Parenting without Saying No

I love my teddy bear

Parenting is a delicate balance of knowing how to raise your kids with integrity while also preparing them for the real world. Sometimes this means doing things that seem counter-intuitive to make sure our kids are actually hearing what we are saying and learning from situations. Something that I learned from teaching and in the first couple of years of parenthood is that finding ways to talk to children without saying no is so important. Now as a mother of two, parenting without saying no, don’t, and stop is an important part of my every single day.

 Sometimes it’s hard to admit that hearing no is really tough. And in a very real sense, I by no means want my children to grow up without having ever been told no. It is absolutely part of life.

So why would I advocate for adopting the “parenting without saying no” approach?

Very simply… because they listen better.

The way we are hard wired as humans is to listen to the sentence structure. We sometimes hear the first part of a sentence, almost always hear the last part, but rarely hear the middle unless we have our complete attention on the person talking to us. And really, what young child is giving us their undivided attention at all times?

Beyond just the way we hear, it’s also important for all of us to have clear directions. If we are given vague instructions, it leaves a lot of gray area. This is because there are a thousand alternatives to “not” doing something, but only one course of action that should be done when told specifically what to do.

So why would we not want to adopt a system that helps our children listen to us better? Or be more obedient?

So how do I remove negative words when talking to my child?

It’s really easy to say no… WAY too easy. So it’s not going to be a cake walk to retrain your mind to ditch negative words and actions like “no”, “stop”, “don’t”, “can’t”, etc. but it is possible. It took me a long time and I am still not perfect. It’s all about practice.

Instead of saying “I can’t talk right now” when I am waiting on hold on the phone and my daughter comes to ask me a question, I say “I am on the phone right now. I can talk to you in a little bit”. I do this because I am focusing on what she is going to hear. If she is not giving me her undivided attention, she may only hear “talk right now”. Instead, I want her to hear “on the phone” and “in a little bit”.

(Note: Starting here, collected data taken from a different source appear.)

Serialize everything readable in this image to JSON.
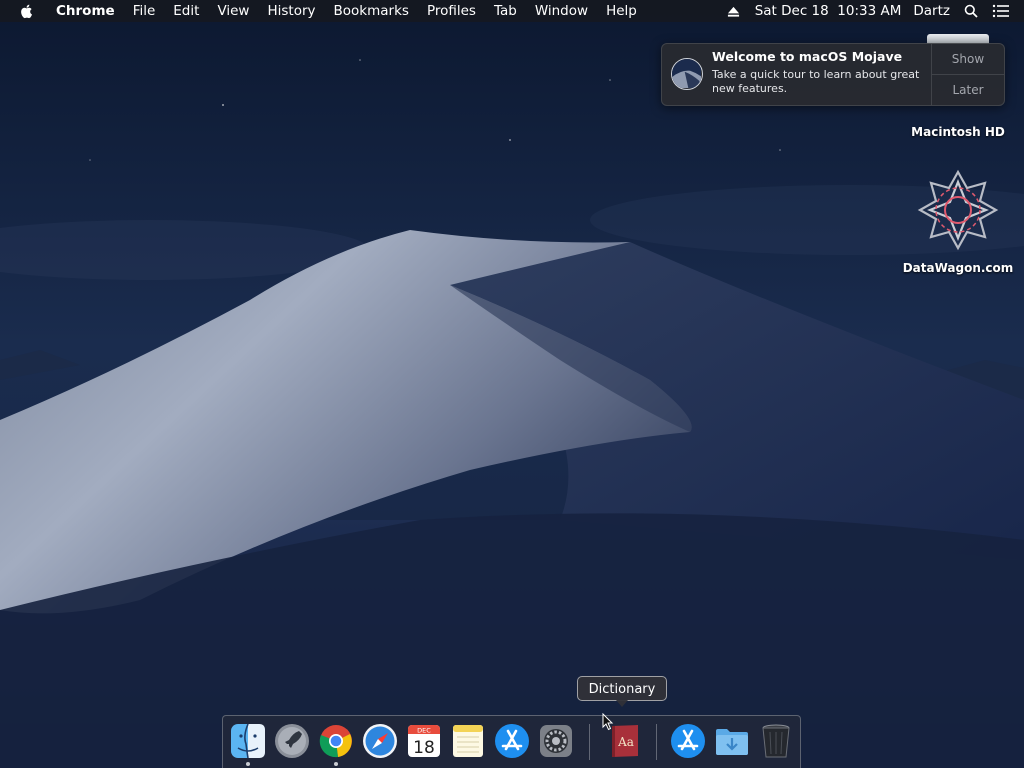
{
  "menubar": {
    "apple_icon": "apple-logo-icon",
    "app_name": "Chrome",
    "menus": [
      "File",
      "Edit",
      "View",
      "History",
      "Bookmarks",
      "Profiles",
      "Tab",
      "Window",
      "Help"
    ],
    "eject_icon": "eject-icon",
    "datetime": "Sat Dec 18  10:33 AM",
    "user": "Dartz",
    "search_icon": "spotlight-search-icon",
    "notification_center_icon": "list-icon"
  },
  "notification": {
    "title": "Welcome to macOS Mojave",
    "body": "Take a quick tour to learn about great new features.",
    "show_label": "Show",
    "later_label": "Later",
    "icon": "mojave-icon"
  },
  "desktop_icons": [
    {
      "label": "Macintosh HD",
      "icon": "hard-drive-icon"
    },
    {
      "label": "DataWagon.com",
      "icon": "datawagon-logo-icon"
    }
  ],
  "dock": {
    "tooltip": "Dictionary",
    "items": [
      {
        "name": "Finder",
        "icon": "finder-icon",
        "running": true
      },
      {
        "name": "Launchpad",
        "icon": "launchpad-icon",
        "running": false
      },
      {
        "name": "Google Chrome",
        "icon": "chrome-icon",
        "running": true
      },
      {
        "name": "Safari",
        "icon": "safari-icon",
        "running": false
      },
      {
        "name": "Calendar",
        "icon": "calendar-icon",
        "running": false,
        "month": "DEC",
        "day": "18"
      },
      {
        "name": "Notes",
        "icon": "notes-icon",
        "running": false
      },
      {
        "name": "App Store",
        "icon": "app-store-icon",
        "running": false
      },
      {
        "name": "System Preferences",
        "icon": "system-preferences-icon",
        "running": false
      },
      {
        "name": "Dictionary",
        "icon": "dictionary-icon",
        "running": false,
        "glyph": "Aa"
      },
      {
        "name": "Applications",
        "icon": "app-store-icon",
        "running": false
      },
      {
        "name": "Downloads",
        "icon": "downloads-folder-icon",
        "running": false
      },
      {
        "name": "Trash",
        "icon": "trash-icon",
        "running": false
      }
    ]
  },
  "colors": {
    "sky_top": "#0e1b36",
    "sky_bottom": "#1c2f52",
    "dune_light": "#9aa6bd",
    "dune_shadow": "#1a2846",
    "dictionary_red": "#a8303a"
  }
}
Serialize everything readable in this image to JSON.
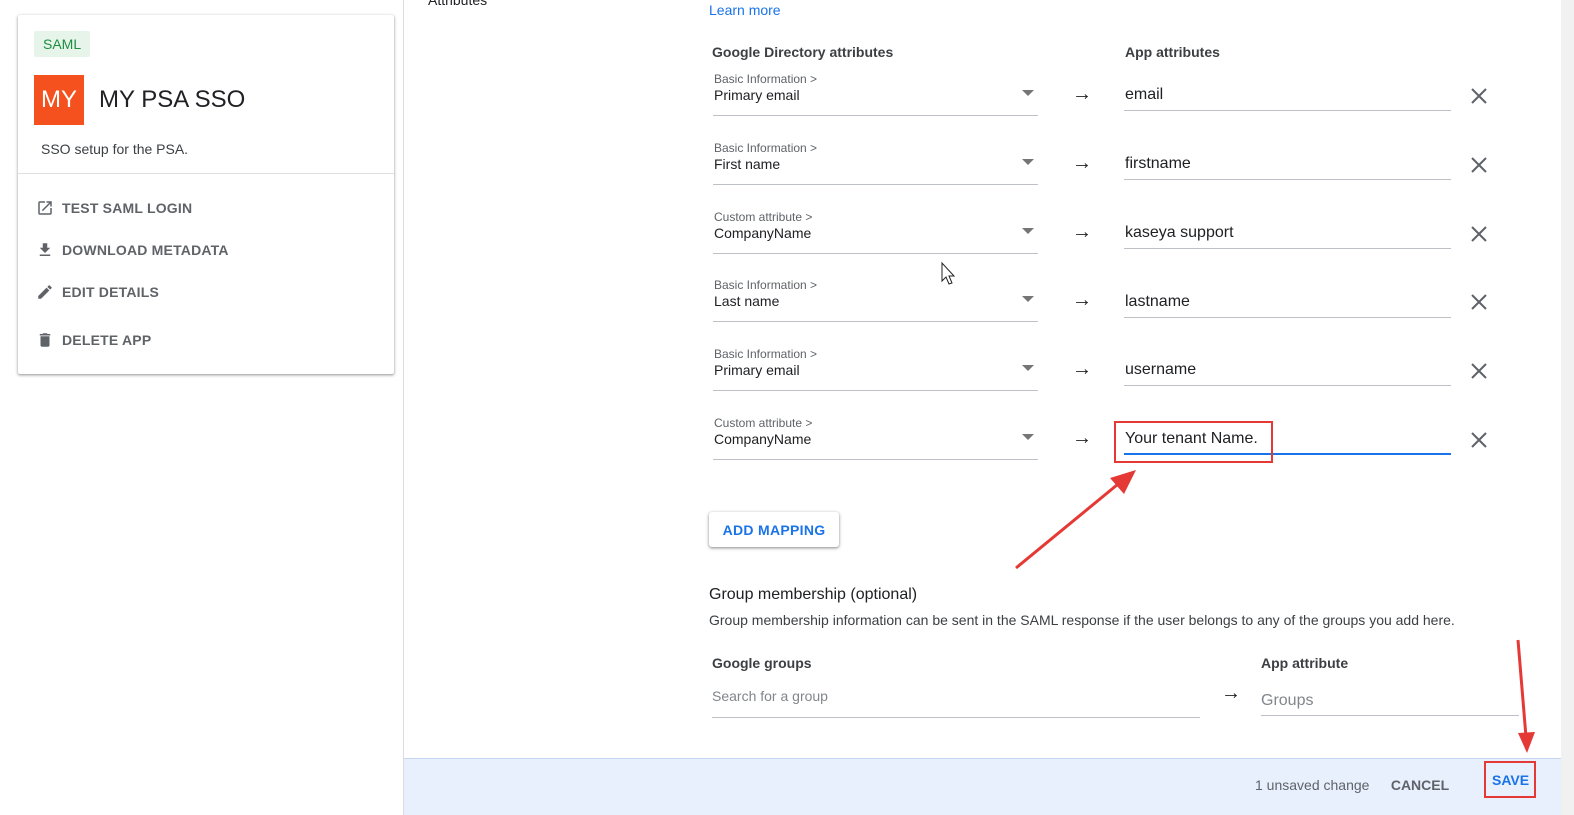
{
  "app": {
    "badge": "SAML",
    "logo_initials": "MY",
    "name": "MY PSA SSO",
    "description": "SSO setup for the PSA.",
    "actions": [
      {
        "label": "TEST SAML LOGIN",
        "icon": "open-in-new-icon"
      },
      {
        "label": "DOWNLOAD METADATA",
        "icon": "download-icon"
      },
      {
        "label": "EDIT DETAILS",
        "icon": "pencil-icon"
      },
      {
        "label": "DELETE APP",
        "icon": "trash-icon"
      }
    ]
  },
  "attributes": {
    "section_label": "Attributes",
    "learn_more": "Learn more",
    "col_directory": "Google Directory attributes",
    "col_app": "App attributes",
    "arrow": "→",
    "mappings": [
      {
        "category": "Basic Information >",
        "field": "Primary email",
        "app_attr": "email"
      },
      {
        "category": "Basic Information >",
        "field": "First name",
        "app_attr": "firstname"
      },
      {
        "category": "Custom attribute >",
        "field": "CompanyName",
        "app_attr": "kaseya support"
      },
      {
        "category": "Basic Information >",
        "field": "Last name",
        "app_attr": "lastname"
      },
      {
        "category": "Basic Information >",
        "field": "Primary email",
        "app_attr": "username"
      },
      {
        "category": "Custom attribute >",
        "field": "CompanyName",
        "app_attr": "Your tenant Name."
      }
    ],
    "add_mapping": "ADD MAPPING"
  },
  "groups": {
    "title": "Group membership (optional)",
    "description": "Group membership information can be sent in the SAML response if the user belongs to any of the groups you add here.",
    "col_groups": "Google groups",
    "search_placeholder": "Search for a group",
    "col_app": "App attribute",
    "app_placeholder": "Groups"
  },
  "footer": {
    "unsaved": "1 unsaved change",
    "cancel": "CANCEL",
    "save": "SAVE"
  },
  "colors": {
    "accent": "#1a73e8",
    "annotation": "#e53935",
    "logo": "#f4511e",
    "badge_bg": "#e6f4ea",
    "footer_bg": "#e8f0fe"
  }
}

Likewise, if my daughter is in danger and is too close to the street I am not about to yell “Don’t go in the street!” because I don’t want her to hear the last half of it. I want her to hear “Come here please!” or “Please move away from the street!”

There are numerous examples I could give, but thought some of the best were in the image above. we have also replace “don’t touch” with “please keep your hands to yourself”/”please keep your hands in your pockets” (we go to antique stores a lot). And my husband is working on not using “my ears don’t hear whining” because she has shut down too many times. Instead we encourage her to use her words and express her emotions in a way that we can understand.

Is it possible to discipline without saying no?

Yes! This has everything to do with the idea of being intentional with our words and giving clear instructions to our children.

Magda Gerber once said “A child who is never told “no” is a neglected child.” However, it’s more about how we tell them no, rather than the word itself! We must affirm what our children need to do. Rather than discipline and teach them by telling them what not to do, it’s a lot easier to tell them exactly what what we want them to do. In telling a child not to hit, maybe he thinks “Well can I kick?”

When my daughter threw a small wooden ball and it hit me in the forehead instead of saying “Cassie, NO! Don’t throw that!” I simply said “Ow! That really hurt. Please keep your toys in your hands.”

In the end my parenting has become much more intentional by using negative language and “no” less and coming up with a more positive approach.